Conselho de Segurança reúne-se de emergência para discutir escalada do conflito. Tropas de Assad avançam para o interior do país em direcção a Homs e Alepo.

Habitantes de Qusair receberam alguma ajuda alimentar Mohamed Azakir/Reuters

A agência humanitária das Nações Unidas lançou esta sexta-feira a maior campanha financeira da sua história, com o objectivo de recolher cinco mil milhões de dólares (3,7 mil milhões de euros) para responder às necessidades básicas da população da Síria.

Segundo as estimativas da ONU, o número de refugiados da guerra civil que dura desde o início de 2011 naquele país deverá crescer dos actuais 1,5 milhões para mais de 3,5 milhões até ao final do ano. O número de crianças que precisa de ajuda humanitária urgente já vai em quatro milhões – e as organizações humanitárias calculam que mais de 10 milhões de pessoas, ou seja, metade da população síria, esteja nessa situação até ao fim do ano.

O Conselho de Segurança agendou entretanto uma reunião de emergência esta tarde, para discutir a situação na zona desmilitarizada dos Montes Golã, um território sob jurisdição internacional dividido entre Israel e a Síria e onde violentos confrontos entre as duas facções que sustentam e se opõem ao regime de Damasco provocaram já vários feridos no contingente de capacetes azuis.

Os combates entre o Exército da Síria e grupos de rebeldes pelo controlo do posto de Quneitra levaram o Governo austríaco a anunciar a retirada do seu contingente de 380 soldados que compunha mais de um terço da força de manutenção de paz da ONU na região.

“Já não temos liberdade de movimento, a situação está fora de controlo.

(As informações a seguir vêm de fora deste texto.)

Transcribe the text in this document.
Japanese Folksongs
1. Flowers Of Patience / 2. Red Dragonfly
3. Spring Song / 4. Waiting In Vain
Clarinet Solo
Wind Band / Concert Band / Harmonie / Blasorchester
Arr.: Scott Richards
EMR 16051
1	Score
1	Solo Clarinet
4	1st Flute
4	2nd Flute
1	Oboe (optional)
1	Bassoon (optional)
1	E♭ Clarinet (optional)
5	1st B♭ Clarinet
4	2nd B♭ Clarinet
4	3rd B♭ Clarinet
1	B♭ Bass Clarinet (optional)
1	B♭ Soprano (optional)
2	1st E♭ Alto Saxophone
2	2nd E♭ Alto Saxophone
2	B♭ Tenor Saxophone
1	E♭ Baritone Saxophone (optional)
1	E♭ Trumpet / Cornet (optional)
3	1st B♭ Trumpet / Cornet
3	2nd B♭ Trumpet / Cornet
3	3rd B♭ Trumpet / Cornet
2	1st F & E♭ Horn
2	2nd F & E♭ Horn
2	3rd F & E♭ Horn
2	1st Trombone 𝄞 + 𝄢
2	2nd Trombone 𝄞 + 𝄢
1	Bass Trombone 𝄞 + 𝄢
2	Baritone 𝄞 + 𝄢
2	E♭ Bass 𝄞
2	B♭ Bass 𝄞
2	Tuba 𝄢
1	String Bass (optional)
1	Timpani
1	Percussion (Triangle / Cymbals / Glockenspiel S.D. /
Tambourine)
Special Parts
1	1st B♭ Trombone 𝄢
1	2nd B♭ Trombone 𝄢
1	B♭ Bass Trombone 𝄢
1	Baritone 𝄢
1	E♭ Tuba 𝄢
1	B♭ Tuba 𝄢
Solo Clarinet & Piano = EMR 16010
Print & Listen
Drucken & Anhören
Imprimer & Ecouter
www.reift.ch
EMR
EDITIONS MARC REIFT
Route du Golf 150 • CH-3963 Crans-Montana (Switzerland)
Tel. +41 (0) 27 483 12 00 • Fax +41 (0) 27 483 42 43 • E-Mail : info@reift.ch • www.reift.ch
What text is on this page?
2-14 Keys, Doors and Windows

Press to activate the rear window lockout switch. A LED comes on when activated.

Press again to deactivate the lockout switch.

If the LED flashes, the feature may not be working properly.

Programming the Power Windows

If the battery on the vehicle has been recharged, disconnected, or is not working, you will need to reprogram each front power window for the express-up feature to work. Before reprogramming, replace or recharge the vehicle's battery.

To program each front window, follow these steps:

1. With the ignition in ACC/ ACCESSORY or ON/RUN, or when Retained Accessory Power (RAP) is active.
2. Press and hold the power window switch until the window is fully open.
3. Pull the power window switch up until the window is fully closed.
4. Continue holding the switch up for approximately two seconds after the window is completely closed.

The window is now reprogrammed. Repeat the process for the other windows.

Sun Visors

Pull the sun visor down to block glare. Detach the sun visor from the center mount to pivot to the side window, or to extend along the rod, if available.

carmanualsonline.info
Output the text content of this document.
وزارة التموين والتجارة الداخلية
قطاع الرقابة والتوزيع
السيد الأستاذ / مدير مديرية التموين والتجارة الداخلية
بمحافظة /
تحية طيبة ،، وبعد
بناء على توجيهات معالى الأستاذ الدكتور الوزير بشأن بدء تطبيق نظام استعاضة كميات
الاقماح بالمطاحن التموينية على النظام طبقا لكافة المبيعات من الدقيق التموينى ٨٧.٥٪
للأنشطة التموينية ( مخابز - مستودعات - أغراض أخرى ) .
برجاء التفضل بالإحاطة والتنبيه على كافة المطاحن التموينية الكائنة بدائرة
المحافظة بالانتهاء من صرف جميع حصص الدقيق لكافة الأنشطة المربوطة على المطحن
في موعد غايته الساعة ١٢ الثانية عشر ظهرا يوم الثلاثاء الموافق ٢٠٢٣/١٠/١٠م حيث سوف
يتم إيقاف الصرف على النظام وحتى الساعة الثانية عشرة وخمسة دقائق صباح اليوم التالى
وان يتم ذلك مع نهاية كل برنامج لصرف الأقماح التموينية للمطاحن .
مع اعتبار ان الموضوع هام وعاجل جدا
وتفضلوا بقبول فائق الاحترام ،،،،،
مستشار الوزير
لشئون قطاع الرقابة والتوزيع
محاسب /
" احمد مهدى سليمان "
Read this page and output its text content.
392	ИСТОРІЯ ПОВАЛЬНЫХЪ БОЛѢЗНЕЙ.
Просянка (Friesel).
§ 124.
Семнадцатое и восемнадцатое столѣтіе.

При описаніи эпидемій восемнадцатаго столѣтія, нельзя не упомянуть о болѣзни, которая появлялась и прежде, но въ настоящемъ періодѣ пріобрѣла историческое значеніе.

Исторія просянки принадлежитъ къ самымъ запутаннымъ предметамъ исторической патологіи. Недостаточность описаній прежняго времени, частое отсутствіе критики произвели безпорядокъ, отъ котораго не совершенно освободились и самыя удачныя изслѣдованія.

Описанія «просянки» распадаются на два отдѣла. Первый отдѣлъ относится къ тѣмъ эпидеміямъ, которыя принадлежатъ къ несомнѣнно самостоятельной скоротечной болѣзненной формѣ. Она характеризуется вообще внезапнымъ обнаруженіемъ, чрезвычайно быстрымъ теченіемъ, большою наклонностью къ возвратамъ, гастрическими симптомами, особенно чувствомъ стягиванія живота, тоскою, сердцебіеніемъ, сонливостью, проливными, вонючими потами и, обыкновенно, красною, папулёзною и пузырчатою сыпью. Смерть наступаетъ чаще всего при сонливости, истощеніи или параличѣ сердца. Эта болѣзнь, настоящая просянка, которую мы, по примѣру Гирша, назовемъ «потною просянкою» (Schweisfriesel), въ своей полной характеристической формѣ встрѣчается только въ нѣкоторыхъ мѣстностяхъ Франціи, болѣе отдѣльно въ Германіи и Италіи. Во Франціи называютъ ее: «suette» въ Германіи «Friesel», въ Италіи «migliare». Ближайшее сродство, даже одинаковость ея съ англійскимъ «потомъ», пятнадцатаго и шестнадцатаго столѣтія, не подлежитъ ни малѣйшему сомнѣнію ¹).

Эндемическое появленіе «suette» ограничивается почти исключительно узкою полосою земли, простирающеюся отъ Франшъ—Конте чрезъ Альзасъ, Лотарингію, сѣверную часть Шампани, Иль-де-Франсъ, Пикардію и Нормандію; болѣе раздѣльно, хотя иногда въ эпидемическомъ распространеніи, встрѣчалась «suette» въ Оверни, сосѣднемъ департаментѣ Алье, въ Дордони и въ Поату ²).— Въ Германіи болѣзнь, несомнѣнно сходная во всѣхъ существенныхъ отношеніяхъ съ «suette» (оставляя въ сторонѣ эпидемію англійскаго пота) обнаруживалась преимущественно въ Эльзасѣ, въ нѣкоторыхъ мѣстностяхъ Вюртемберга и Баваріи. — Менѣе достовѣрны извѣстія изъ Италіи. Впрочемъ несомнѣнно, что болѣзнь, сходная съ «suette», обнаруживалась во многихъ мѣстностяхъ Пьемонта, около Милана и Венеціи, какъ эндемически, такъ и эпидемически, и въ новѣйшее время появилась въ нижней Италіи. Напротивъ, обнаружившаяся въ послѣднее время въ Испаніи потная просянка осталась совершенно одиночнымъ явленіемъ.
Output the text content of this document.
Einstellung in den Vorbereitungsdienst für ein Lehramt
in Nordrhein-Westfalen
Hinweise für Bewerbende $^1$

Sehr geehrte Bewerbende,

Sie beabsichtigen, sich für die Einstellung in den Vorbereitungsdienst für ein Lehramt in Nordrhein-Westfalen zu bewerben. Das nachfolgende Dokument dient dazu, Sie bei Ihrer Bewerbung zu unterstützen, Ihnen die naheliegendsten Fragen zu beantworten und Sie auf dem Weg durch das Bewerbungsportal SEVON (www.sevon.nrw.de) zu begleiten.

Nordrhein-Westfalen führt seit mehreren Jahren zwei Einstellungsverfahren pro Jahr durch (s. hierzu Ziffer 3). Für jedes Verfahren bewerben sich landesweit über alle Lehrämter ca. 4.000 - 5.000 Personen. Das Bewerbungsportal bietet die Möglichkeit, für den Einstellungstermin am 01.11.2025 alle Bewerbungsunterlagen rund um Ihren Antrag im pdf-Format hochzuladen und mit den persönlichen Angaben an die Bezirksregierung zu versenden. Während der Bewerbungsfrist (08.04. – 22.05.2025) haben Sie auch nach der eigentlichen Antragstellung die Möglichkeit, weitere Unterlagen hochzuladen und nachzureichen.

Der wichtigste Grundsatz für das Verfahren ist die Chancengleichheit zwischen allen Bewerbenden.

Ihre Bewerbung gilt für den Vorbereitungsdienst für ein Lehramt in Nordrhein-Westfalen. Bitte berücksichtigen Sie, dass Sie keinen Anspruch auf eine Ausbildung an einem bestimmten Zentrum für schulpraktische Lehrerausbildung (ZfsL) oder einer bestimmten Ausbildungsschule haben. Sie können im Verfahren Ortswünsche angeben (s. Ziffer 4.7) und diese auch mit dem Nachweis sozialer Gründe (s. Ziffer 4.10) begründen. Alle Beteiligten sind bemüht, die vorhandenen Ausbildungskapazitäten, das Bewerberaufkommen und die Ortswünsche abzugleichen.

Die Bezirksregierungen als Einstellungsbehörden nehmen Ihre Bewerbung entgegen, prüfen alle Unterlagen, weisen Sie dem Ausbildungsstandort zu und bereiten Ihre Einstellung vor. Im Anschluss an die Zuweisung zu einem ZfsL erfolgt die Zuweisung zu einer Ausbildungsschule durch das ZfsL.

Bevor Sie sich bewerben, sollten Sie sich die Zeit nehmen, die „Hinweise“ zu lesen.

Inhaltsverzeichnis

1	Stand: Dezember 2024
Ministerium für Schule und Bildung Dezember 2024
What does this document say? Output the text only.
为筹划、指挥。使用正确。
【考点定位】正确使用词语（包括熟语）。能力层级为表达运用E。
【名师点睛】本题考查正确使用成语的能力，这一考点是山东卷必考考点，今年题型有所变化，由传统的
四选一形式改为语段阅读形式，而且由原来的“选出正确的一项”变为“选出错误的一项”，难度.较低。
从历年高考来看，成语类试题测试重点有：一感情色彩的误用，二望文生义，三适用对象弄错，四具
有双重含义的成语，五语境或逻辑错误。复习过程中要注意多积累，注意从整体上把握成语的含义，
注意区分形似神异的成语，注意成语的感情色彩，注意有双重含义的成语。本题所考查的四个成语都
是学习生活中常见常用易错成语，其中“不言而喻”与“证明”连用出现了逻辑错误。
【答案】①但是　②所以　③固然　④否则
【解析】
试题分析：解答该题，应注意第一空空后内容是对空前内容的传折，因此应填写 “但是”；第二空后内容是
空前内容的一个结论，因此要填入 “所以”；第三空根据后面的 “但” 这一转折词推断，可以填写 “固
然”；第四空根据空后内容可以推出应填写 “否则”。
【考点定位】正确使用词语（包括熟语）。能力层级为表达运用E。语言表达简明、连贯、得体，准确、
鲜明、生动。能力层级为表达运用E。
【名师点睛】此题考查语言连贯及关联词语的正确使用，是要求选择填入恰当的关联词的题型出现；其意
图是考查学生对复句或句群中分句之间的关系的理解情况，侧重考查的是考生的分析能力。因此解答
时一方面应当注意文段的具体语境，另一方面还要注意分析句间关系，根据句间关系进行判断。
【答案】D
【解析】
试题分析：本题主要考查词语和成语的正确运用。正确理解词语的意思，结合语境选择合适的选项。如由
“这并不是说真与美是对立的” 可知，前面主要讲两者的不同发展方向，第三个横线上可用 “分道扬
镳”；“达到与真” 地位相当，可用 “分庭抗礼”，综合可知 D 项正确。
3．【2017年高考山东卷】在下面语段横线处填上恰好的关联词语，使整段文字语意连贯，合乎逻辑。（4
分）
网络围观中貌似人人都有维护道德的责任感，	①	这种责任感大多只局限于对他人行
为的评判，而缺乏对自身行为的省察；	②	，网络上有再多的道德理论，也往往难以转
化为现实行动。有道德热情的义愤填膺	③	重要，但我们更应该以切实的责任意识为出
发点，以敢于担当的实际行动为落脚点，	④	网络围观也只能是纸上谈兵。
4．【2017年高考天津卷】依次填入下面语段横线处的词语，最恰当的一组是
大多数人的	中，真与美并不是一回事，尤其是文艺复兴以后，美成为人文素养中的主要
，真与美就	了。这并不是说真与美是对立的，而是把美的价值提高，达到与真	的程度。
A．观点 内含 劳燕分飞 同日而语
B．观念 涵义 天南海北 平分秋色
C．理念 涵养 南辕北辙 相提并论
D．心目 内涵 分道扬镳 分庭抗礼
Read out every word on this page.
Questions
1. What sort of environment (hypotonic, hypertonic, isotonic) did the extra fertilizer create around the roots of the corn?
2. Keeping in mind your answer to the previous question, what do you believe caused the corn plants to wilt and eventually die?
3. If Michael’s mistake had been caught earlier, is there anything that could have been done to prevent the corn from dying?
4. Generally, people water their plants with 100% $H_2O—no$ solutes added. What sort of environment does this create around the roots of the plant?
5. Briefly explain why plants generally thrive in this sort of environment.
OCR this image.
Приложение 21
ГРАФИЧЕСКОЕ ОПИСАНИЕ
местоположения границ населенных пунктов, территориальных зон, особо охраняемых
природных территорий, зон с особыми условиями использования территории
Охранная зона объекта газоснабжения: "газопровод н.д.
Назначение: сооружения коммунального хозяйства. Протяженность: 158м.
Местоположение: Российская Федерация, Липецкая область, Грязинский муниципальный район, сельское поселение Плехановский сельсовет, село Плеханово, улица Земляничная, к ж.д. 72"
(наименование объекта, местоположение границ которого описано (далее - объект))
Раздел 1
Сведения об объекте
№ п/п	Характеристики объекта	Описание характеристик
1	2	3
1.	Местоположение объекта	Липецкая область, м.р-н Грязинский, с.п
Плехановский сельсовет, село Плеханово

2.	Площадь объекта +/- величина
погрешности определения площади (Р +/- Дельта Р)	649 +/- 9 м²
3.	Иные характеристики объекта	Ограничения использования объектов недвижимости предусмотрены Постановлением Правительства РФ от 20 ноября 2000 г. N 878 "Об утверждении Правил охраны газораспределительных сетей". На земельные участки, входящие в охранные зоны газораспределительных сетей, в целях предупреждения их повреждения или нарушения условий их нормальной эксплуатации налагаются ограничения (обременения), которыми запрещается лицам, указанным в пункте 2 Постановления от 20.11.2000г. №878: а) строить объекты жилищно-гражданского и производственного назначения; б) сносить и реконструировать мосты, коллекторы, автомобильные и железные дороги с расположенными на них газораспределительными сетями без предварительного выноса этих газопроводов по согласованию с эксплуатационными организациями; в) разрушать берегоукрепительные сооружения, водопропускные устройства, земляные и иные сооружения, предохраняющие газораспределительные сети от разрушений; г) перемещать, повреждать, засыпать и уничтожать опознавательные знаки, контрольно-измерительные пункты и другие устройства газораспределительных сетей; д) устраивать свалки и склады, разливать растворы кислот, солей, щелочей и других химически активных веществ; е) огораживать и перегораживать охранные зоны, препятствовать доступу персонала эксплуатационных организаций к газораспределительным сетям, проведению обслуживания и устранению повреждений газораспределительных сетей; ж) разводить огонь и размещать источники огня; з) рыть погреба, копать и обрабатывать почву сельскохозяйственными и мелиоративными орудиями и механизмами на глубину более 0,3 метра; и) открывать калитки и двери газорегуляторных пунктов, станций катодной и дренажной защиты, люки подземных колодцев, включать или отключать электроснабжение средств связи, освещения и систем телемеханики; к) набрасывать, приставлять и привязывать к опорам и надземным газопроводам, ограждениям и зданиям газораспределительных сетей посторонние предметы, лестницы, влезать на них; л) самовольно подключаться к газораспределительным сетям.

O perigo iminente para as tropas austríacas chegou a um nível que é inaceitável”, justificou o chanceler, Werner Faymann, numa declaração conjunta com o ministro da Defesa, Michael Spindelegger.

As Filipinas,que mantêm 341 homens nos Montes Golã, também estão a avaliar a sua permanência na missão da ONU.

O Governo de Israel, que reforçou o estado de alerta e movimentou tanques para a zona de fronteira, lamentou a decisão da Áustria. Fontes das forças de defesa israelita confirmaram a presença de tanques e veículos blindados do Exército sírio na zona desmilitarizada, em acções que parecem indicar uma escalada do conflito.

Dentro da Síria, o Exército que sustenta o regime do Presidente Bashar al-Assad procura capitalizar a sua importante vitória na cidade de Qusair, junto à fronteira com o Líbano, com novas ofensivas sobre Homs e Alepo, os dois maiores centros urbanos dominados pelas forças da oposição.

Com o apoio da milícia do Hezbollah, as tropas nacionais reclamaram esta manhã as aldeias de Salhiyeh e Masoudiyeh, e avançam em direcção ao interior do país.